The robin would like to keep everything on the table for itself, and flies belligerently at the other birds, including rival robins.  Given that all robins look identical, I don't in fact know if it is the same robin trying to guard the table against all comers, or a succession of different ones taking it in turns to pose with the food.  A couple of dunnocks took advantage of one inter-robin squabble to slide in for a quiet turn on the table.  They are modest little birds, as self effacing as the robins are attention seeking, with brown bodies a shade slimmer than the tits, and pale buff undersides.

The house is almost as wintry as the garden, since the window fitters kept the doors open for most of the day.  I quietly closed the sitting room double doors at one point, as it was so cold, and they didn't seem to be going backwards and forwards to their van, but the next time I went past they had opened it again, and I realised that without the ventilation, the chemical smell of sealants became overwhelming.  The kitchen is icy despite the Aga, having been without a window for half the afternoon.
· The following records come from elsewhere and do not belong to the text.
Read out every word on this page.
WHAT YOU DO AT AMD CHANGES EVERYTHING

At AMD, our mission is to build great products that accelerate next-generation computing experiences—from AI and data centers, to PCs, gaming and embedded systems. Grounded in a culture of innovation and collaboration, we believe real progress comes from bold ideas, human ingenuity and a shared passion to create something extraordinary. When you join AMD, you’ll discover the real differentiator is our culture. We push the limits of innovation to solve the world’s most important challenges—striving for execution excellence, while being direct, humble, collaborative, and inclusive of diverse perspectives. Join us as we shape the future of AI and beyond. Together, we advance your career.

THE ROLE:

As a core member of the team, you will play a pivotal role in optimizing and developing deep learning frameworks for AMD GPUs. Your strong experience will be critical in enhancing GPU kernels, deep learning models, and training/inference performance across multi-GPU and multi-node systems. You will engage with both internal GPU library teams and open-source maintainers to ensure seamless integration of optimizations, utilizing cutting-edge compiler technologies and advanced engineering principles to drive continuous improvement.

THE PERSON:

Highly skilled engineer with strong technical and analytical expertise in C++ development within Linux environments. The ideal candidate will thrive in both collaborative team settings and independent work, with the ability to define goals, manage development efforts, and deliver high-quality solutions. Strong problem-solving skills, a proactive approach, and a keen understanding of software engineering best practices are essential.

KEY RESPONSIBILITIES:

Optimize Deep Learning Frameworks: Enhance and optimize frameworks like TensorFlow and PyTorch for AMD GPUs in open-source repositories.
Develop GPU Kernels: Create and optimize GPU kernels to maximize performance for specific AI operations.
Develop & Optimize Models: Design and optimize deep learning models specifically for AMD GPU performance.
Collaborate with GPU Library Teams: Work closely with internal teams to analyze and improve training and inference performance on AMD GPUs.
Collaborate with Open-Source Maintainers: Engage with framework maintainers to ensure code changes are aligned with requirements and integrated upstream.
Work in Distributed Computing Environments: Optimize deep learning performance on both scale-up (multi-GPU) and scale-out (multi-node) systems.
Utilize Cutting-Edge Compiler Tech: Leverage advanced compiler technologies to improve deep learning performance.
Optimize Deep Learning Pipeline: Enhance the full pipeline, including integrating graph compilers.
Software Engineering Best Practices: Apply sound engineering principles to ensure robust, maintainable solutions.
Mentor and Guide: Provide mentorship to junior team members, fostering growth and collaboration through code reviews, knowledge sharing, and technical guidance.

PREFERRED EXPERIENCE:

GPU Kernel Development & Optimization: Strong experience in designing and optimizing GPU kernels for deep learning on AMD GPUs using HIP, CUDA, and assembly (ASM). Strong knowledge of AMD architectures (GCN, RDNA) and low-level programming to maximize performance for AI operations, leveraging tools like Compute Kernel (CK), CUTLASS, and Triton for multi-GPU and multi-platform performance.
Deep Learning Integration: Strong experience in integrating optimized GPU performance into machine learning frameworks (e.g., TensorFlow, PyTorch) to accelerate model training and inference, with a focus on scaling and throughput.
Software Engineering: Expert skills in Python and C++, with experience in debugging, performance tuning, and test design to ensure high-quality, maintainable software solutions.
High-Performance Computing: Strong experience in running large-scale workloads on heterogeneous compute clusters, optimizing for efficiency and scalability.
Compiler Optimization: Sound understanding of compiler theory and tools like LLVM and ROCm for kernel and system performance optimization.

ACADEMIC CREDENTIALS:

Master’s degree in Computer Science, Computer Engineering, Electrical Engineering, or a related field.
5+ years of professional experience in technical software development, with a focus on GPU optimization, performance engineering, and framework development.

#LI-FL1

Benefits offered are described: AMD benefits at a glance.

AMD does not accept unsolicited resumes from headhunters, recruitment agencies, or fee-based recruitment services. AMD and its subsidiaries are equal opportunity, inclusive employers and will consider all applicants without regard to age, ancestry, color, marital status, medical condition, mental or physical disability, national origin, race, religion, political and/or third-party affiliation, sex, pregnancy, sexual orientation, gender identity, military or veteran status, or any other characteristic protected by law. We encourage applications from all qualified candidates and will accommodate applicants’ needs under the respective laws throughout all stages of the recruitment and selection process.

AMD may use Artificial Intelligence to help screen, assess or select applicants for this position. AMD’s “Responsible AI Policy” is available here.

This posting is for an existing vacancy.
A great sense of quiet and privacy descended once the fitters had gone.  There were only two here today, now the monster window doesn't need shifting, and they were a nice, polite pair of lads who have done what looks like a very neat job.  But you can't relax with strangers in the house, even apart from the sound of heavy drills.  They have done what looks like a first class installation, and I am very pleased with it, but also relieved that they have finally gone away.  The whole project was only supposed to take half a day for both windows when the firm booked the date with us, so I should say that their estimator had misjudged that one badly.